Speech of President of the Republic János Áder at the closing plenary session of the Global Climate Action Summit in the Moscone Centre, San Francisco
Distinguished Ladies and Gentlemen,
When Mr. Jerry Brown, the Governor of California invited us to this conference, he made it very clear in his invitation: no one should come to San Francisco to deliver yet another speech about inspiration or commitment. He asked us all to come with tangible undertakings.
Furthermore, Jerry Brown set the standards high with what he announced in recent days, I am sure that you are all aware of these two decisions. California has committed itself to 100% zero carbon electricity and total, economy-wide carbon neutrality by 2045. These were the decisions that the Governor of California welcomed us with.
In the past few days many people have discussed in many ways the threats of climate change we are facing. If we were to summarize all that has been said here in one sentence and respond to the question about the message of this climate summit, then this single line message for me would be: the question is no longer what is happening with Earth’s atmosphere, it is the future of our civilization that is at stake. It is worth taking this message along to the next climate conference in Katowice as well.
Let us now turn to Hungary. Hungary is a small country in the heart of Europe, with a population of ten million, with one thousand years of history and with emission that is evidently insignificant to that of the United States or China. Despite this, we are one of the 21 countries in the world, which has increased its GDP by 50% since 1990 while energy consumption has fallen by 15% and GHG emissions by 32%. This is the past.
Let us talk about the future. The Hungarian government has adopted the National Climate Strategy. This is a voluminous, 200-page document, but the most important target stipulated therein, is Hungary’s intention to reduce GHG emission by 85% before 2050, compared to 1990 as the baseline. 85%. We also have another commitment, which designates a shorter deadline by 2030. This aims to have Hungarian power generation become 90-95% CO2-free with the help of nuclear and solar energy.
The momentum gained in Paris has been lost. If we look at Marrakesh or any of the other climate conferences, we can say that during the past two-and-half, three years it was subnational organizations that managed to maintain the momentum of Paris. This is why nearly three years ago, I proposed and stood behind the initiative wholeheartedly, that the capital of Hungary, Budapest should join the Under2 Coalition. And just two days ago another 23 cities joined this coalition. This map shows you the small green dots that all represent Hungarian cities, with the larger green dot being Budapest, the capital of Hungary. You can clearly see on this image that these settlements represent around 40% of Hungary’s population.
May I add that when we were preparing for the Paris Climate Summit, I suggested to the UN Secretary-General, that subnational organizations, like the Under2 Coalition should be allowed to join the Paris Agreement, if not there in Paris, then at a later time. It seems that the wheels are turning much slower at the UN, because although the UN Secretary-General approved of this idea at the time, nothing has happened since. I hope that this will happen, and we can soon welcome the Under2 Coalition as a signatory party to the Paris Agreement.

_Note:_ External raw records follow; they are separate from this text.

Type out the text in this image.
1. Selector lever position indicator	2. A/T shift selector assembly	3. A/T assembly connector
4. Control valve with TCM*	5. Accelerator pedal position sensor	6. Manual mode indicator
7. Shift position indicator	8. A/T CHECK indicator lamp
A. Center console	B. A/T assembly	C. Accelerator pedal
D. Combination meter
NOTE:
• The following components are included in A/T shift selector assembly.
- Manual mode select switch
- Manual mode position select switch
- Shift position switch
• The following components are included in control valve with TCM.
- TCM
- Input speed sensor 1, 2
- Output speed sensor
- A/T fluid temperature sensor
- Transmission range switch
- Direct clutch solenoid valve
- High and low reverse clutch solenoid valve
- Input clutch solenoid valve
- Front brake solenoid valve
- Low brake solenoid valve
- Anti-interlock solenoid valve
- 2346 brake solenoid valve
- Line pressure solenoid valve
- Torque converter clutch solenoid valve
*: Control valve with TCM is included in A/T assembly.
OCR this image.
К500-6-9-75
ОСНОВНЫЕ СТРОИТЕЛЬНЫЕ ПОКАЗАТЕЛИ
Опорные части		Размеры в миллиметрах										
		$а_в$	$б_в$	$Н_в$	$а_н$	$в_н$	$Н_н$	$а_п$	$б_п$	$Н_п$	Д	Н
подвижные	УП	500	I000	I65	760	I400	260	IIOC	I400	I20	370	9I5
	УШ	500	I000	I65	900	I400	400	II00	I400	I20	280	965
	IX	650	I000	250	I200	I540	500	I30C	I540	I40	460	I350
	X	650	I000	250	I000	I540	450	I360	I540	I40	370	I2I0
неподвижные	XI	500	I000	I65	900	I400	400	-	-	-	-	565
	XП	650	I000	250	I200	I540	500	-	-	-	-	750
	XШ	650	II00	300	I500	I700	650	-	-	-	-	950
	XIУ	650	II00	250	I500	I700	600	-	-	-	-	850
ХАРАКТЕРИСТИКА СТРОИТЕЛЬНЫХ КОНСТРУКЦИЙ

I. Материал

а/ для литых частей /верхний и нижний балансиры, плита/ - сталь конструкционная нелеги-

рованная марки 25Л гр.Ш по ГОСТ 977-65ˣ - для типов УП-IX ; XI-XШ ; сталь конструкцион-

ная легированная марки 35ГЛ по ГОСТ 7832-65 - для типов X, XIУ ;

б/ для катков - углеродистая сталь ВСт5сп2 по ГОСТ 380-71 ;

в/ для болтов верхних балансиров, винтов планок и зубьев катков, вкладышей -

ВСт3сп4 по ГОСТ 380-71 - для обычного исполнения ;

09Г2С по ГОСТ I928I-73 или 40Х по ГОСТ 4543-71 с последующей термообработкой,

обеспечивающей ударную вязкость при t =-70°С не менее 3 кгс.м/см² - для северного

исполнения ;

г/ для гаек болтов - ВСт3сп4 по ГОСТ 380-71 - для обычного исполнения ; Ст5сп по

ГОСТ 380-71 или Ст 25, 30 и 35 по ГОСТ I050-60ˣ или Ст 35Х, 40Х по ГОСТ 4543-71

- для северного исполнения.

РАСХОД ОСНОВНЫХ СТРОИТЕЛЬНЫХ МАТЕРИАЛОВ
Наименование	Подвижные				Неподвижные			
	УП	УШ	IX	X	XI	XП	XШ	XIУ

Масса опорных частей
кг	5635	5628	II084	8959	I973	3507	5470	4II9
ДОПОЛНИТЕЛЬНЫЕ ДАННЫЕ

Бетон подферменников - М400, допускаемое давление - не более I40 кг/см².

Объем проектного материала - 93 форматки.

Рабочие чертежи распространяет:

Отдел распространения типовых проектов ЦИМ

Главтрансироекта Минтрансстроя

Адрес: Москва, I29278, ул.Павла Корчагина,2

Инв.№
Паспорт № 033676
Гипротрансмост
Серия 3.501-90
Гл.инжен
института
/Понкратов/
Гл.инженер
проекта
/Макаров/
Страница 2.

What is it that I still have in store for you? I would like to inform you about two Hungarian inventions. Both can influence us as consumers but can also be relevant to those working in the agriculture sector, as farmers. Those present here will know that agriculture is responsible for 17% of GHG emissions, the majority of this being caused by animal husbandry. Thanks to 20 years of research, there is a new Hungarian invention which in the case of ruminant animals can reduce methane emissions by 80%, while the quality of meat and milk actually improves.
70% of all our water consumption is related to the agricultural sector, we can say that every drop of water counts. The question for the 21st century is this: how can we produce an increasing amount of food for an increasing number of people on a decreasing size of land from the same quantity of water? There is another Hungarian invention, which I would like to offer for your attention, an environment friendly solution, which improves the water retention capability of soil by as much as 40-50%, thereby reducing drought damage, while not being detrimental to the environment.
Esteemed Ladies and Gentlemen,
The time we have to act is less and less, while our responsibility increases with the passing of time. Thanking you for your attention, I would like to leave you with a thought from Mark Twain: “Twenty years from now you will be more disappointed by the things that you didn't do, than by the ones you did”.